How to Fix SharePoint Error Permission Inheritance Error

A Permission Inheritance Error in SharePoint occurs when managing security scopes on a site, list, or folder. This usually manifests when trying to break inheritance (Stop Inheriting Permissions) or restore inheritance (Inherit Permissions), returning errors such as “This list has exceeded the unique permissions threshold” or “Cannot perform this operation because permission inheritance is broken.”

This guide outlines how to handle unique permission limits, restore parent inheritance, and manage permissions via PowerShell.

Understand Permission Inheritance Errors in SharePoint

These permission errors are typically caused by:

1. Unique Permissions Threshold: SharePoint lists and libraries have a hard limit of 50,000 unique permission scopes per list, but performance degrades after 5,000. Once this threshold is reached, breaking inheritance on any subfolder or item is blocked.
2. Access Control List (ACL) Corruption: The internal database tracking security principal permissions on the item contains corrupted references.
3. Admin Lockouts: The administrator attempting to inherit or break permissions does not have the “Manage Permissions” role at the parent scope level.

Resolving SharePoint Permission Inheritance Errors

Follow these procedures to diagnose and restore permission structures:

Step 1: Check the Unique Permissions Limit (Threshold)

If you cannot break inheritance on a folder or file:

1. Identify the number of items in the list that have unique permissions.
2. If the list contains more than 5,000 unique scopes, you must merge permission configurations.
3. Instead of breaking inheritance on individual files, group them into folders and break inheritance on the folders only.
4. If you have broken inheritance on thousands of individual items, you must restore parent inheritance to clear the threshold count.

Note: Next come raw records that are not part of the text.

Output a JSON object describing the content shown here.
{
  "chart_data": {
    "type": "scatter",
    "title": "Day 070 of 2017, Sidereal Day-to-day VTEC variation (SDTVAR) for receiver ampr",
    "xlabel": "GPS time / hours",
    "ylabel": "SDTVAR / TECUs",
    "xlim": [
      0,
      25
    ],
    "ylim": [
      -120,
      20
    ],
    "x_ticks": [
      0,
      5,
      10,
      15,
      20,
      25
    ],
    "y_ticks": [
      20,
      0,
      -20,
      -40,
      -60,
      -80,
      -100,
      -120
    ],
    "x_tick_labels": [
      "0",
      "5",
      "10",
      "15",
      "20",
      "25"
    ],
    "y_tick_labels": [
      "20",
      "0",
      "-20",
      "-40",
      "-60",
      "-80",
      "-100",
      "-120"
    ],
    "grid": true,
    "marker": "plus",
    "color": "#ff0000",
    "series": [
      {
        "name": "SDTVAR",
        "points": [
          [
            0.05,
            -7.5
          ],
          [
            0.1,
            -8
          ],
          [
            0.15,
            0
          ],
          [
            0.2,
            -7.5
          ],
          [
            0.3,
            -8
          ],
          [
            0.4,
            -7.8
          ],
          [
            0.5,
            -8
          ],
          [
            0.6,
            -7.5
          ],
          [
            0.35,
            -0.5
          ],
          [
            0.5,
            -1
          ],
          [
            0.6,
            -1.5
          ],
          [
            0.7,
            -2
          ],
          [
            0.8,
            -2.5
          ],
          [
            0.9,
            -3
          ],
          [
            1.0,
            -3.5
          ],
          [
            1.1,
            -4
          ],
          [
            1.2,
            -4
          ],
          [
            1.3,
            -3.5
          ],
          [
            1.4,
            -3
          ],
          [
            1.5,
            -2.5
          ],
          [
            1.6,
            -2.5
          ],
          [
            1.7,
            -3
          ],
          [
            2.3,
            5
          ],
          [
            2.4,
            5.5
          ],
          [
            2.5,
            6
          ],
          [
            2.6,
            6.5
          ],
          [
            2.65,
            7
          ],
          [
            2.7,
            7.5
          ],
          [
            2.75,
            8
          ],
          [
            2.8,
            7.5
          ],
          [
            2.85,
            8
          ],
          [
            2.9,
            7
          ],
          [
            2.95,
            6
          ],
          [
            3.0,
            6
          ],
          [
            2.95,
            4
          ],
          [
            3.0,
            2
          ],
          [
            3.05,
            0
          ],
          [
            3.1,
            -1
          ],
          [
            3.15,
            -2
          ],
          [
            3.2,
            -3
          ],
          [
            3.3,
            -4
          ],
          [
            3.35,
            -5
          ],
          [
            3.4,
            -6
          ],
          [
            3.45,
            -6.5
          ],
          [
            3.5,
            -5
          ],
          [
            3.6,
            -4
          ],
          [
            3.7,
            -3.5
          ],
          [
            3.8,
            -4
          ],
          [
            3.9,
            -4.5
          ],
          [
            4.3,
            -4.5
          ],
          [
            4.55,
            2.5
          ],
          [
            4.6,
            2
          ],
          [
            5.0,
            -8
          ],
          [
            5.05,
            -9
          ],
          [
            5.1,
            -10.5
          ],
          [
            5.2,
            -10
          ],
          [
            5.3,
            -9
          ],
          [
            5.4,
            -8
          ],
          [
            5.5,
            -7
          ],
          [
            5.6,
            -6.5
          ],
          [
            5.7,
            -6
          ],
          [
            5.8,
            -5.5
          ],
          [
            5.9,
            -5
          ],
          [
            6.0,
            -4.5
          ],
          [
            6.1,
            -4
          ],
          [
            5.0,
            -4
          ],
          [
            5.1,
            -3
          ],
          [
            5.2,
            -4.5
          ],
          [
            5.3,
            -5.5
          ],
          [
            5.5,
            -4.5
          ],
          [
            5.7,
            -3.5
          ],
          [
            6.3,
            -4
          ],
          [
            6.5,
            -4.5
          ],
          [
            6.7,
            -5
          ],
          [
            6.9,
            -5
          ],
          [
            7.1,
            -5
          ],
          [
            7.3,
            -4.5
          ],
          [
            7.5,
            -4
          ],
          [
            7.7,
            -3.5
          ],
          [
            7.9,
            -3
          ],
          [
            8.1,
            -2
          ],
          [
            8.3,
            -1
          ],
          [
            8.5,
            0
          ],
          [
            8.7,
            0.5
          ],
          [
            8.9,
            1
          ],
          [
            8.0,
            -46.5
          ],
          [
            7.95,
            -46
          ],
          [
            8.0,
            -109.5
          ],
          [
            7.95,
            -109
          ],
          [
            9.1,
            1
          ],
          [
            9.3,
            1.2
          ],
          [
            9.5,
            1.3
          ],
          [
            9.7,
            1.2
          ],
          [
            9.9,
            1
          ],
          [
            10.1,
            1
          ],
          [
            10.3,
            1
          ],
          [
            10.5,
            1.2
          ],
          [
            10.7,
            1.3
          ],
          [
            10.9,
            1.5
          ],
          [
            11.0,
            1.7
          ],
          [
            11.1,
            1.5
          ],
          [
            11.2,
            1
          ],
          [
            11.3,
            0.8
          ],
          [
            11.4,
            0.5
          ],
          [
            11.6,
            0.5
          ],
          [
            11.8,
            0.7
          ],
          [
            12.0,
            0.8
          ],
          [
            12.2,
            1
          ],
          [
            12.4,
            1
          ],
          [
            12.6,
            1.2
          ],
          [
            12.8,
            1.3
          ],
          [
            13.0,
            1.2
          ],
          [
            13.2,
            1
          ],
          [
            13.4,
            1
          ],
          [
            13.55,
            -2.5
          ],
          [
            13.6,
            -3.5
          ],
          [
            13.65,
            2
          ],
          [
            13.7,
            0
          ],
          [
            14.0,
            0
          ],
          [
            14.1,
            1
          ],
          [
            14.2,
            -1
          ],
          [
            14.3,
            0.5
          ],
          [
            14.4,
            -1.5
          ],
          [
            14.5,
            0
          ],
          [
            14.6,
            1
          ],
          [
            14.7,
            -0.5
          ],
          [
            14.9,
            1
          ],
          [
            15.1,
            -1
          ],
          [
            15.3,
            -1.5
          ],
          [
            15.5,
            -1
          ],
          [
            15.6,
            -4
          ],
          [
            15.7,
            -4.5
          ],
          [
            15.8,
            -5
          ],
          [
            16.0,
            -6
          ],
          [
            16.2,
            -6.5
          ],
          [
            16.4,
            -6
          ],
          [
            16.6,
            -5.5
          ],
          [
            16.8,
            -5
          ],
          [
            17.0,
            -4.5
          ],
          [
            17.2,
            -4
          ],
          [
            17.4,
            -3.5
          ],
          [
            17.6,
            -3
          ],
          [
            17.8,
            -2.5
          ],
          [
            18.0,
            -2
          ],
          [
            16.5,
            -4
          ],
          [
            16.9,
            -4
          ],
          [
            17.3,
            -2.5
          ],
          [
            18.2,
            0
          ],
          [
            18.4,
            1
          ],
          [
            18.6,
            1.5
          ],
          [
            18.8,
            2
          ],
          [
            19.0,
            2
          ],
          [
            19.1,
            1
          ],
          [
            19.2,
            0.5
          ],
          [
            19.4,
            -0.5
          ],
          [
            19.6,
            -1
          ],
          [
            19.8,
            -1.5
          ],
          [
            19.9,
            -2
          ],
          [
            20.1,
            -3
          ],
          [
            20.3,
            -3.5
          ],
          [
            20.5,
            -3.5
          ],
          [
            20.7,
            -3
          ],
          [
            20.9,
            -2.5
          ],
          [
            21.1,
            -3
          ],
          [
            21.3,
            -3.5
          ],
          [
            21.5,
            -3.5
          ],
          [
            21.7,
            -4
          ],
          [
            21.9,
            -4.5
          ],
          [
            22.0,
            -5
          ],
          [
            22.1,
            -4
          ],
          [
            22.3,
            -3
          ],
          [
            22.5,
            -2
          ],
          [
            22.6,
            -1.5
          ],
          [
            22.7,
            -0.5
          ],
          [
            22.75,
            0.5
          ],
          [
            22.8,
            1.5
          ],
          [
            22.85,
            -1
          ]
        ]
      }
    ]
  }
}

Step 2: Re-inherit Parent Site Permissions

To clear unique permission bloat and restore standard permissions:

1. Go to the affected SharePoint list, library, or folder.
2. Click the Gear (Settings) icon and choose Library settings > More library settings.
3. Under Permissions and Management, click Permissions for this document library.
4. In the Ribbon interface, click Delete unique permissions (or Inherit Permissions).
5. Click OK to confirm. The list will now inherit permissions from its parent site, clearing the custom ACL table.

Using SharePoint Online Management Shell:

Run the following script to reset permission inheritance on a specific list:

# Connect to SharePoint Online service
Connect-SPOService -Url "https://yourcompany-admin.sharepoint.com"

# Import client assemblies if needed, or use PNP PowerShell (Recommended)
# Install-Module PnP.PowerShell
Connect-PnPOnline -Url "https://yourcompany.sharepoint.com/sites/targetsite" -Interactive

# Reset inheritance on the list
Set-PnPList -Identity "Documents" -BreakRoleInheritance $false

Using SharePoint On-Premises Management Shell:

Run the following PowerShell script on the SharePoint server:

# Load SharePoint Server object model
$web = Get-SPWeb "https://sharepoint.local/sites/targetsite"
$list = $web.Lists["Documents"]

if ($list.HasUniqueRoleAssignments) {
    # Re-inherit parent permissions and update database
    $list.ResetRoleInheritance()
    $list.Update()
    Write-Host "Inheritance successfully restored." -ForegroundColor Green
} else {
    Write-Host "List is already inheriting permissions." -ForegroundColor Yellow
}
$web.Dispose()

Step 4: Clean Up Orphaned SharePoint Security Groups

Stale SharePoint group references can bloat the ACL.

1. Navigate to your site’s group list: https://yourcompany.sharepoint.com/sites/targetsite/_layouts/15/people.aspx?MembershipGroupId=0
2. Review the list of users and groups.
3. Remove any service accounts or users who no longer require site access to reduce the ACL table size.

Summary Checklist

• Check if the library has exceeded the recommended limit of 5,000 unique permission scopes.
• Group documents into folders to assign permissions, rather than applying them to individual files.
• Click Inherit Permissions in the Ribbon to merge the ACL back to the parent site settings.
• Run the PowerShell scripts above to bypass web interface timeouts.
• Audit the site’s people directory (MembershipGroupId=0) to clear orphaned user identities.